Everything seem fine so far ... but I have
a problem when the fps drops to
less than 25-20fps, it happens that the
inputs take a small delay untill you see
the result on the screen, for example if
I press the up arrow there is a small
delay untill you actually see the camera going forward.
It is not a big problem but it's certainly
annoying because you can feel the delay, and the
same happens with the mouse movement for
turning the camera, you move the mouse and
a few millisecs later the camera start to ...

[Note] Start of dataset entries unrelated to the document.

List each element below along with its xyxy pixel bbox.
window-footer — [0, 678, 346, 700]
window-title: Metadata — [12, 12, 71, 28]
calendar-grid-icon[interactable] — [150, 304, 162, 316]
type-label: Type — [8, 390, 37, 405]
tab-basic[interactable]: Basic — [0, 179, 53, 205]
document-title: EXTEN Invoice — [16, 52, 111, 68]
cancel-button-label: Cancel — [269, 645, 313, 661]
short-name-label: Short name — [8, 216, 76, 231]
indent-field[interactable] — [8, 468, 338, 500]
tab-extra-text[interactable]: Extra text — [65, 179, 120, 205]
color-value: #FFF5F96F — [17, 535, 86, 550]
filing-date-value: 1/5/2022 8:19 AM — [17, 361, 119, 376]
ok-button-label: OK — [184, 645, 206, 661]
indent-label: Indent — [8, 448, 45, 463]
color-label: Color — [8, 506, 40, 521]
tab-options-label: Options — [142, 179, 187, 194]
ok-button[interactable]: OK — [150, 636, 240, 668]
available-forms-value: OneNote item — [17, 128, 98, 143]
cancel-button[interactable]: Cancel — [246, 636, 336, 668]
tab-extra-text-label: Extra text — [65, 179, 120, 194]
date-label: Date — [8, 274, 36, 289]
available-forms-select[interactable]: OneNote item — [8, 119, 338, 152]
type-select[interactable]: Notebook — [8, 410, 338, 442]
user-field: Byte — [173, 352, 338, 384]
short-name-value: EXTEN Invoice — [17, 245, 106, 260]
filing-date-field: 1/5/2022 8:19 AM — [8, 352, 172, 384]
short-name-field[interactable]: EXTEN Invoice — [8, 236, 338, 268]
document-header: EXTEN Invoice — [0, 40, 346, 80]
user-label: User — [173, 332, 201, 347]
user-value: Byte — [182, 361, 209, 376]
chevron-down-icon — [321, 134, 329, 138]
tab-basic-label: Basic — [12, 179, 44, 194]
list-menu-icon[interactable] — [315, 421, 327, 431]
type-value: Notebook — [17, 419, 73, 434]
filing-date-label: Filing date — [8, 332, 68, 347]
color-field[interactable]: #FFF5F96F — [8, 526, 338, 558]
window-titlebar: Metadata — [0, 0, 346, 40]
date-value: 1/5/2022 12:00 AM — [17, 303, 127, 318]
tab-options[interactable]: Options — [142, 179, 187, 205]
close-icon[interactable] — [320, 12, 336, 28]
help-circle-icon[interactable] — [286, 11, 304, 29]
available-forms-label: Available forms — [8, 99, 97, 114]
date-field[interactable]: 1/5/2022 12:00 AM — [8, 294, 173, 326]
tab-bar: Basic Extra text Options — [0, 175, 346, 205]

Now, my question is if you think this is just
because of the low framerate or you think
I should check for something wrong in the code ...

Thanks
Paolo.


Rook Zimbabwe(Posted 2005) [#2]
It could be some sort of camera smoothing... I have to run the demo though to see if the same thing happens to me.
-RZ


KuRiX(Posted 2005) [#3]
It must be a problem with the code. I have implemented the tweening thing in a lot of games and all working perfectly. It the game drops to 10fps the screen goes at 10fps, but the physics keep the rate.

Post it for us to check!


John Blackledge(Posted 2005) [#4]
This sounds like Mark's tweening code playing 'catch-up'.

As if some activity has taken a little too long, and the tweening code tries to smooth, in particilar, things like animation steps in a running mesh animation.

If you've taken the tweening code out of Castle and are building your code own around it then start looking for time-consuming code segments.


Rook Zimbabwe(Posted 2005) [#5]
I was reading the help on Renderworld() in the Blitz3D docs just a second ago... look there.
-RZ


Paolo(Posted 2005) [#6]
Thanks for the help,

I think Blackledge might be right, will check it out ...


Sledge(Posted 2005) [#7]
Don't forget that you can get this effect if you don't precache sizeable levels - be aware that one of the time-consuming code segments might be something you're NOT doing rather than something you ARE. [Dizzy]


Paolo(Posted 2005) [#8]
@Sledge,
I don't understand nothing of what you said ... what you mean about ""don't do something you
should do before not doing whatever you did behind""...? :-)

Anyway, I think I found the problem or at least it is
gone in my PC,

Old flip buffers code was:
vwait:flip false

New flip buffers code and working good till now:
vwait:flip


Any comments about this ???

Paolo.


Sledge(Posted 2005) [#9]

what you mean



The common sense thing to do if you've got sluggish code is to look for superfluous stuff to take out - but often it's the other way around and your code's whacked because you haven't taken the time to prepare things fully. Precaching fits into this category - you fly your camera around the level before letting your player loose and, VRAM willing, there won't be any pauses as things are fetched during play. You used to see the awful effect of not precaching on PC FPS games when you selected a weapon for the first time - quite a few of them would stutter and jump as the computer went "Cripes - I've got to display the Humung-O-Matic 5000 and I've just realised I've no idea what it looks like! Er, hang on while I check..."

But that's not the problem in your case evidently, so just file it neatly at the back of your mind.